But I'm not sure what to do about it. I assume they serve some purpose, so I don't really want to remove them, but that else can I do?

----------

## eccerr0r

Sounds like you're remotely administrating this machine?

These gettys run the login on console.  Supposedly the agettys are exiting more rapidly than init expects.  If someone's at the console and keeps on sending EOF to the gettys, it would cause this problem.

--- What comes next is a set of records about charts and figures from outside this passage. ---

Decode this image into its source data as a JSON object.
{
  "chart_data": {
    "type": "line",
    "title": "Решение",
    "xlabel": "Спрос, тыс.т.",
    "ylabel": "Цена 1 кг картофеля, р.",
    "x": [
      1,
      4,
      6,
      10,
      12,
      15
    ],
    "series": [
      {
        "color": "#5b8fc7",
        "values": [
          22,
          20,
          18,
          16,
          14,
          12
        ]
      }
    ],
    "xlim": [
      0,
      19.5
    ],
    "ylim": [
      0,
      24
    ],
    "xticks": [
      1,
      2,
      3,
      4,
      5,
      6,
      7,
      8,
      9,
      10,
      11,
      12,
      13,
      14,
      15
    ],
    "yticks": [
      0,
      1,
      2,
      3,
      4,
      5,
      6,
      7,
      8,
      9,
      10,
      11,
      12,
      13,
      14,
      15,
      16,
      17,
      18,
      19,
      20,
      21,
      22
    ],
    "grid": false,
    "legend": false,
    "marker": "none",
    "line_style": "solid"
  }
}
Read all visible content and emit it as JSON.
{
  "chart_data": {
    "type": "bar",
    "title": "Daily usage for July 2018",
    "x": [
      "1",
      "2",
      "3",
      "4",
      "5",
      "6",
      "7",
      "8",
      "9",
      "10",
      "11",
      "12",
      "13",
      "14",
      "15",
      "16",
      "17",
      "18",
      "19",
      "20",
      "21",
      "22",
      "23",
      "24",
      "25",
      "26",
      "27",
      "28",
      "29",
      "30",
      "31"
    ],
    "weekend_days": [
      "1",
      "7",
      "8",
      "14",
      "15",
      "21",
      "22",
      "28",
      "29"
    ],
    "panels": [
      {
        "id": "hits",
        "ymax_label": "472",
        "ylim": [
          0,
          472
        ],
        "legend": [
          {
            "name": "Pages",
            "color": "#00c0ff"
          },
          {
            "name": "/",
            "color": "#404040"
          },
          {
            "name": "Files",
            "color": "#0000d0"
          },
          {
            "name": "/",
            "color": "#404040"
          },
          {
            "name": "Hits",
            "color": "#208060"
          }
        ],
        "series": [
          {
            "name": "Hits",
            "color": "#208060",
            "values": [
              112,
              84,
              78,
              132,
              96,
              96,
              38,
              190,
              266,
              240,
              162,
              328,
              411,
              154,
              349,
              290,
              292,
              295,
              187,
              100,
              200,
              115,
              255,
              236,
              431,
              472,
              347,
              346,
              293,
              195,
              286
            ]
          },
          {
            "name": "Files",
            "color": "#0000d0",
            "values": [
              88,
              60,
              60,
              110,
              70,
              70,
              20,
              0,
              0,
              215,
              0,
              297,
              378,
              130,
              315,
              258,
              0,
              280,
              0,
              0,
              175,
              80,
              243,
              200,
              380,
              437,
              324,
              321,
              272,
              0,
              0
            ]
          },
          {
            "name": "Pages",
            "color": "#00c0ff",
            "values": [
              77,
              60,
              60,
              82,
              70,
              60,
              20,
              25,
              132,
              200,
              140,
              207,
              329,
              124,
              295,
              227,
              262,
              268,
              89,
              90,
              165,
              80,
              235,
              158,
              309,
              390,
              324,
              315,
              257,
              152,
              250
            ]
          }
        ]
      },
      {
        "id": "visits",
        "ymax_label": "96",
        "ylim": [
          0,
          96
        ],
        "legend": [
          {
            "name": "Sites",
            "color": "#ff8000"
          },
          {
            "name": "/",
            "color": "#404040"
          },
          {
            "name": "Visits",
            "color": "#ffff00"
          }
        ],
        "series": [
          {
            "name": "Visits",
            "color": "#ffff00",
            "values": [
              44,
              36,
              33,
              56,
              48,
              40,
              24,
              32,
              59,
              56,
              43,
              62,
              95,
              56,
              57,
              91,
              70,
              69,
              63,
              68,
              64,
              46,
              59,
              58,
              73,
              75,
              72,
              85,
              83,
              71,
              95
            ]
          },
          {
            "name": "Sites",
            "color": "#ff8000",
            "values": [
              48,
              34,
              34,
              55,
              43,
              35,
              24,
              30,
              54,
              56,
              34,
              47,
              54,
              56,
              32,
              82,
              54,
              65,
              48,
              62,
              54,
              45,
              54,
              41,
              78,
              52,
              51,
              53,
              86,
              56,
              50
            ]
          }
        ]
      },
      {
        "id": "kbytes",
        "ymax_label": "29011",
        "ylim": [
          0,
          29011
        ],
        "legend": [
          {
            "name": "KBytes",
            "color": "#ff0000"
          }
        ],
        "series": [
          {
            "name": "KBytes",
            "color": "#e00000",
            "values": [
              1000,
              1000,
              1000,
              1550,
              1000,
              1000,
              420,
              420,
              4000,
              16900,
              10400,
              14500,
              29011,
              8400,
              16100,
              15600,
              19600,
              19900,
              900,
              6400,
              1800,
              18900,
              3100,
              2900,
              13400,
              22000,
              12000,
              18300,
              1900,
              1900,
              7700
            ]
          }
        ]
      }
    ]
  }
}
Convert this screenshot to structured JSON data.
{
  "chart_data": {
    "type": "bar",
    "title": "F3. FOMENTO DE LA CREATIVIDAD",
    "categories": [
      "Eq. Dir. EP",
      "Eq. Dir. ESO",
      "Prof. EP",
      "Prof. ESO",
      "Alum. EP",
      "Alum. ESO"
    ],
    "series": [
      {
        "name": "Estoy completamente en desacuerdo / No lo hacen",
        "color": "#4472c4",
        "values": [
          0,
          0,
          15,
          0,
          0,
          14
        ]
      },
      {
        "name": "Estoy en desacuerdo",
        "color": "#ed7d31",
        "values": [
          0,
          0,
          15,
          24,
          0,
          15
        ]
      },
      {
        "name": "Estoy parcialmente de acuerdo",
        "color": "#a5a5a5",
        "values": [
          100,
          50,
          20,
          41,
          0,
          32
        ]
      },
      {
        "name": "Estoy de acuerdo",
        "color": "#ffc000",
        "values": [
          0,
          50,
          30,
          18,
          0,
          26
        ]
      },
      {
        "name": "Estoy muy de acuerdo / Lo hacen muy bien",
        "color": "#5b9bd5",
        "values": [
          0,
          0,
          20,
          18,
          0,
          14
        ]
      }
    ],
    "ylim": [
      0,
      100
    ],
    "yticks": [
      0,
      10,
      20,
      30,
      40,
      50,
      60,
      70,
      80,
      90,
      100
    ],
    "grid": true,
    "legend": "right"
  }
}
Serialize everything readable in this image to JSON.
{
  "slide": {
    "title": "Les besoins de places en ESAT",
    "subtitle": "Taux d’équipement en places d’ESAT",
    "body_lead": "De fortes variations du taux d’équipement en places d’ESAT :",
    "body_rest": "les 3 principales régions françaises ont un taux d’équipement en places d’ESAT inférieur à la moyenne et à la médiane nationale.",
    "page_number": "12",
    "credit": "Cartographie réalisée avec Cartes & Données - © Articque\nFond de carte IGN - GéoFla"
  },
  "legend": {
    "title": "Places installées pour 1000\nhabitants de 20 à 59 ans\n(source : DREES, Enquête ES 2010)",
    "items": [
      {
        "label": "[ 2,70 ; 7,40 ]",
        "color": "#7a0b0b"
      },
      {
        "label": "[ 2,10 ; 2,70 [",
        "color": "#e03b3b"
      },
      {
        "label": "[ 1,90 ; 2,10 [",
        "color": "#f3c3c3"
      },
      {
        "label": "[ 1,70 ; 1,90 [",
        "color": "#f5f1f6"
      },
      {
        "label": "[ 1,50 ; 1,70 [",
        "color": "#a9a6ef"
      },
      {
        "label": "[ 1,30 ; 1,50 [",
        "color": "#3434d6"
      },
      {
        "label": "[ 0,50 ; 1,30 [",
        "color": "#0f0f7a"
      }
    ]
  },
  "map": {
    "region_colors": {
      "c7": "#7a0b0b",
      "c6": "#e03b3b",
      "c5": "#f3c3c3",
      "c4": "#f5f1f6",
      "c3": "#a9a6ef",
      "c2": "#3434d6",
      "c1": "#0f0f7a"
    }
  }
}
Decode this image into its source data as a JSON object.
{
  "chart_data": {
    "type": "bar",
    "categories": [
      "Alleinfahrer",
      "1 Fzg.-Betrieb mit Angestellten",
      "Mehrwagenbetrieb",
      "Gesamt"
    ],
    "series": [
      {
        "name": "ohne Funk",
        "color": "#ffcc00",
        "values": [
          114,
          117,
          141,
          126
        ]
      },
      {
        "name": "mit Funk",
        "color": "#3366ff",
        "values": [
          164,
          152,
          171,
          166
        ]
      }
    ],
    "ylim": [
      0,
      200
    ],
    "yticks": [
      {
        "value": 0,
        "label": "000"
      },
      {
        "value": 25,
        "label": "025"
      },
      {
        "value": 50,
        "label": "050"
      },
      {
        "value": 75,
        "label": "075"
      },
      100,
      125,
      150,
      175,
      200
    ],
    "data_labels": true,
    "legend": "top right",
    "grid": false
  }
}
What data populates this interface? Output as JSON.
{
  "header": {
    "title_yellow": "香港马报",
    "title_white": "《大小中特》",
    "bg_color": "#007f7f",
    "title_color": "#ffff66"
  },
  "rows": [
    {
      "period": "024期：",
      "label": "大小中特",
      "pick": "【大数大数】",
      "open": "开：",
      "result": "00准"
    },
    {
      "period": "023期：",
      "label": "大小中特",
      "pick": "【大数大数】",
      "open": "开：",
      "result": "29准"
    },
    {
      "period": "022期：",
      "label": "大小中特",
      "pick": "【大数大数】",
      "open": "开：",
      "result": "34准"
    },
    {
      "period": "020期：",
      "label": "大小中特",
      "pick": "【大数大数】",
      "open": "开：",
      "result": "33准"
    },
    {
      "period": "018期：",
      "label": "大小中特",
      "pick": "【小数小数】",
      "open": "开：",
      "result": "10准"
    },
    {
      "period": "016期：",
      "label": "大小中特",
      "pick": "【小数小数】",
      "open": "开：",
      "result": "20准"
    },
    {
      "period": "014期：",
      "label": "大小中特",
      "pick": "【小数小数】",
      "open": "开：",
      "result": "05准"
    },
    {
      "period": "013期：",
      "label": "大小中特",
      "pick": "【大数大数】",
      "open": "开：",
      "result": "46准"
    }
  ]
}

But more likely the problem is that /dev/ttyX are missing and agetty will continue to recycle.  Unfortunately the side effect would be that it's impossible to login on those virtual terminals, but you don't notice because you're logging in remotely.  See if /dev/tty1 etc. are there or not.  If not, likely it's due to udev broken... or you disabled console support in your kernel?  If you deliberately disabled them, then you might well just delete the lines in your inittab and make it impossible to login on console.

----------

## Letharion

Thanks, I do remote administer this machine. It's a VPS, so there's no way anyone will log in at the console.

ttys:

find /dev/ | grep -c "^/dev/tty"

326

So basically, since it's a VPS and there's no physical console, I can just remove the lines?

----------

## mimosinnet

I have got these messages inside a linux container (LXC). After some searching, this article suggest to drop any reference to tty12 from /etc/syslog-ng/syslog-ng.conf. 

Deleting the references to tty12, the messages have disappeared. 

Cheers!

----------